Small print is a big deal in banking charter
SACP, Cosatu calls for higher percentage of BEE ownership bedevils talks, writes Tim Cohen
Published: 2010/07/23 07:18:07 AM
NEGOTIATIONS around the financial sector charter (FSC) have dragged on now for almost three years from the time the charter was first agreed on.
But despite press reports suggesting progress, in fact it seems the sides are actually now further apart than they ever were.
The banking charter was the subject of early black economic empowerment (BEE) negotiations and following much-heralded agreements was signed in August 2002. However, the codes of good practice that came into operation a few years later require the registration of sector charters, without which the general rules for broad-based black economic empowerment apply.
The Department of Trade and Industry has, however, decided to hold off the implementation of the FSC following objections from the South African Communist Party (SACP) and the Congress of South African Trade Unions (Cosatu), which were angry that equity ownership requirements will be lower for financial sector institutions than for other sectors.
The general rule is that for the highest level of BEE recognition, 25% equity ownership should be facilitated, but the FSC agreement specifies only 10%. As a compromise , the SACP and Cosatu have proposed 15%, but the Banking Council, with some tacit government support, has refused.
Press reports suggest the banks have now conceded this point. However, Cas Coovadia, MD of the Banking Council, is adamant this is not the case.

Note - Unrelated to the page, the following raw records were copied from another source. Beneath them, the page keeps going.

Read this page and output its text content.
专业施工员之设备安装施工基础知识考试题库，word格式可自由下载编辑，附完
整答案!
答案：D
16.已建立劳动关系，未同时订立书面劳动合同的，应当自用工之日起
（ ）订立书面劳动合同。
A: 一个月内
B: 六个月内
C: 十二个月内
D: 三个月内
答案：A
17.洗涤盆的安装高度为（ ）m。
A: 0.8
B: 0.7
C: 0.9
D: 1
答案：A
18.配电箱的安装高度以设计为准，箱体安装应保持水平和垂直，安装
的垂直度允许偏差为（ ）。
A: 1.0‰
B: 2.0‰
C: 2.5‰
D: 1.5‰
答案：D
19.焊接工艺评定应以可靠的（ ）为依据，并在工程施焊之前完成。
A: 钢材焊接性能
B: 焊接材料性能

The banks have always argued that the smaller figure for banks — which they describe as “direct ownership” as opposed to “indirect ownership”, which consists of existing black shareholders in mainly pension and investment funds — is not and has never been an issue of resistance to transformation.
Mr Coovadia said he could not discuss the state of the negotiations, but he stressed that far from the point being conceded, the financial crisis of the past few years had only served to convince the council it should not deviate from the stipulations of the codes, which were agreed upon at Nedlac.
The argument around this issue must be one of the most perverse in the already chequered history of BEE in SA. First, Cosatu and the SACP have been in the forefront of demanding less focus on equity ownership and transformation.
But in this case, the organisations are positively retarding transformation through their insistence of greater equity ownership, since the banks conceded higher levels of transformation to counterbalance the lower levels of equity ownership. Although the banks have been adamant that they should not be required to have a higher level of BEE equity ownership than 10% in the negotiations, most banks have long ago surpassed this level.
Keith Levenstein, CEO of BEE ratings company Econoserv SA, says three of the big four banks have well over 10%, with Absa the laggard at 10% and Nedbank the leader at 21%. Standard has 18% and FirstRand 18%.
It now appears, however, there is an additional problem. A new demand has been placed before the discussions concerning the notion of a “high-water mark”, which is similar to the notion of “once empowered, always empowered”, which the unions now reject.
In the discussions, the banks are adamantly opposed to this notion too. Because it never arose at the time the banks did their BEE deals, most BEE partners are not “locked in”. Banks, however, are under some pressure, since if the FSC is not passed, they will be forced to fall back on the department’s “codes of good practice”, which require higher levels of equity ownership for high BEE scores.
“Until the FSC is gazetted as a sector code in terms of section 9 of the act, by the minister of trade and industry, the banks and the financial sector must follow the codes of good practice. Amongst others, the target for ownership is 25% plus one vote, way ahead of the 10%-15% that the FSC is discussing,” says Mr Levenstein.
The codes of good practice, however, are really simply guidelines. If all the banks do not satisfy the equity pillar of the codes, which count only 20% to the total score, there is no legal requirement forcing them to comply. Neither would it be a particular impediment since interaction with banks is not particularly a matter of choice for government or parastatals.
Yet, the length of time involved in these negotiations is now twice as long as it took to negotiate SA’s constitution. The transformation and access issues promised in the charter are in limbo.
The FSC has a clause for a “mid- term review”, which has passed even though the charter is not being put into effect. So, one question now is whether the FSC shouldn’t just be scrapped.
Mr Levenstein thinks so. “Most sector codes have caused more problems than they are worth.”
Almost all the issues raised are taken into account in the codes of good practice in some way or another. An alternative would be for the department to apply the charter and put the negotiations under real pressure. If they come up with something, great; if not, then the codes of good practice will apply.
Something is certainly needed to break this deadlock which has been dragging on for too long.